I bought the Kreg track and stop fence kit last as it was on offer, may be due to the measuring tapes being in imperial, but it was a good offer and I'd planed to buy one at some point.
After selling the Makita mitre saw I went for the Dewalt DW777 as I needed a sliding saw which could go up to a wall. I finished the saw station last month, only used half the tracking
as I didn't have space to use all eight foot, that, and I'm not cutting timber much longer than four foot.
The left wing slides on tracking the right wing has about 25mm of movement. I made the wings higher than the saw table but the saw is height adjustable on four large bolts. 
I took a chance and bought the DE7778 dust extraction kit which connects via three ports at the back of the saw. A little annoying is the supplied top port which is square, as it doesn't
fit the round port on the saw, apparently Dewalt toild the retailer after I questioned it, that you connect the hose directly. That makes sense and I don't have a problem with it,
but it begs the question why the bloody hell they've worked a square port in to the cost that doesn't fit and is of no use! 
Anyway, I'd like to say it works perfectly, but it doesn't, leaving about 40% of dust behind. The saw and the work station on the other hand work brilliantly making repeat cuts
a doddle.


----------



## Roughcut (17 Oct 2015)

That's a nice set-up you have there Pete.
I've been thinking of doing something similar myself.
Maybe I should get on with it......


----------



## beech1948 (17 Oct 2015)

PeteG,

Mitre saws are a pain to collect dust from. Your 3 different tubes sort of assume that Dewalt knew what it was doing when it designed them but Dewalt have no idea at all.

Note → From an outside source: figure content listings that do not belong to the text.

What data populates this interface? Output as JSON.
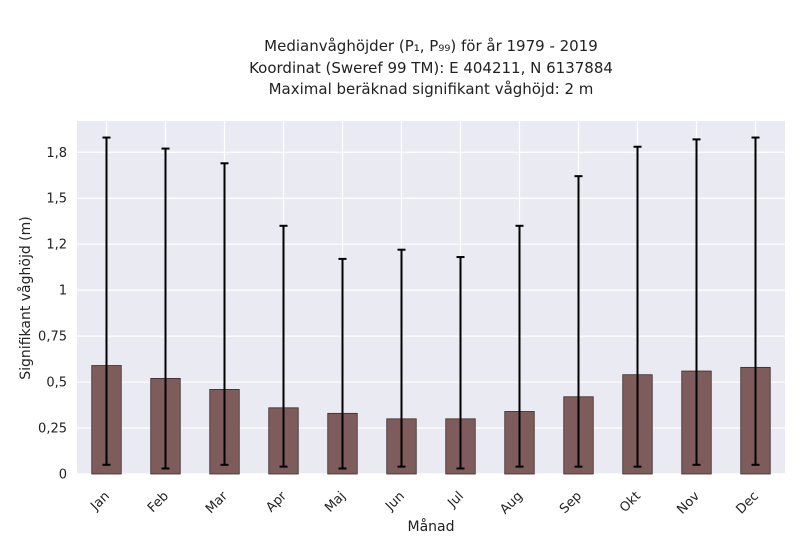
{
  "chart_data": {
    "type": "bar",
    "title_lines": [
      "Medianvåghöjder (P₁, P₉₉) för år 1979 - 2019",
      "Koordinat (Sweref 99 TM): E 404211, N 6137884",
      "Maximal beräknad signifikant våghöjd: 2 m"
    ],
    "xlabel": "Månad",
    "ylabel": "Signifikant våghöjd (m)",
    "categories": [
      "Jan",
      "Feb",
      "Mar",
      "Apr",
      "Maj",
      "Jun",
      "Jul",
      "Aug",
      "Sep",
      "Okt",
      "Nov",
      "Dec"
    ],
    "values": [
      0.59,
      0.52,
      0.46,
      0.36,
      0.33,
      0.3,
      0.3,
      0.34,
      0.42,
      0.54,
      0.56,
      0.58
    ],
    "error_low": [
      0.05,
      0.03,
      0.05,
      0.04,
      0.03,
      0.04,
      0.03,
      0.04,
      0.04,
      0.04,
      0.05,
      0.05
    ],
    "error_high": [
      1.83,
      1.77,
      1.69,
      1.35,
      1.17,
      1.22,
      1.18,
      1.35,
      1.62,
      1.78,
      1.82,
      1.83
    ],
    "yticks": [
      0,
      0.25,
      0.5,
      0.75,
      1,
      1.25,
      1.5,
      1.75
    ],
    "ytick_labels": [
      "0",
      "0,25",
      "0,5",
      "0,75",
      "1",
      "1,2",
      "1,5",
      "1,8"
    ],
    "ylim": [
      0,
      1.92
    ],
    "grid": true,
    "colors": {
      "bar": "#7f5c5c",
      "bar_edge": "#3a2a2a",
      "error": "#000000",
      "plot_bg": "#eaeaf2",
      "grid": "#ffffff"
    }
  }
}
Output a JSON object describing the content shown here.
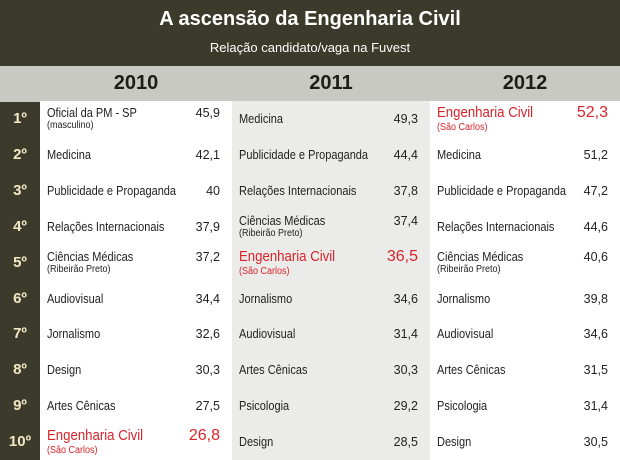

The best way to create a dust capture device for a mitre saw is to build a cabinet around the rear of the blade including a top and with a drop or cone shape for the bottom of the box. Into this bottom bit goes a 4 inch dust collection port. Thats it.

See here https://www.youtube.com/watch?v=XTVd9Lk2Fng

[urlhttps://www.youtube.com/watch?v=zzw2U5dbUg4][/url]

Hope this helps

Al


----------



## PeteG (18 Oct 2015)

Roughcut":1pyh49by said:


> That's a nice set-up you have there Pete.
> I've been thinking of doing something similar myself.
> Maybe I should get on with it......




Thanks Roughcut  Don't put it off any longer, makes life so much easier.



beech1948":1pyh49by said:


> PeteG,
> 
> Mitre saws are a pain to collect dust from. Your 3 different tubes sort of assume that Dewalt knew what it was doing when it designed them but Dewalt have no idea at all.
> 
> ...



I looked at that method Beech, not quite as big as that chaps, and thought I might be limited with space. I might try a more powerfull vac, see if that helps


----------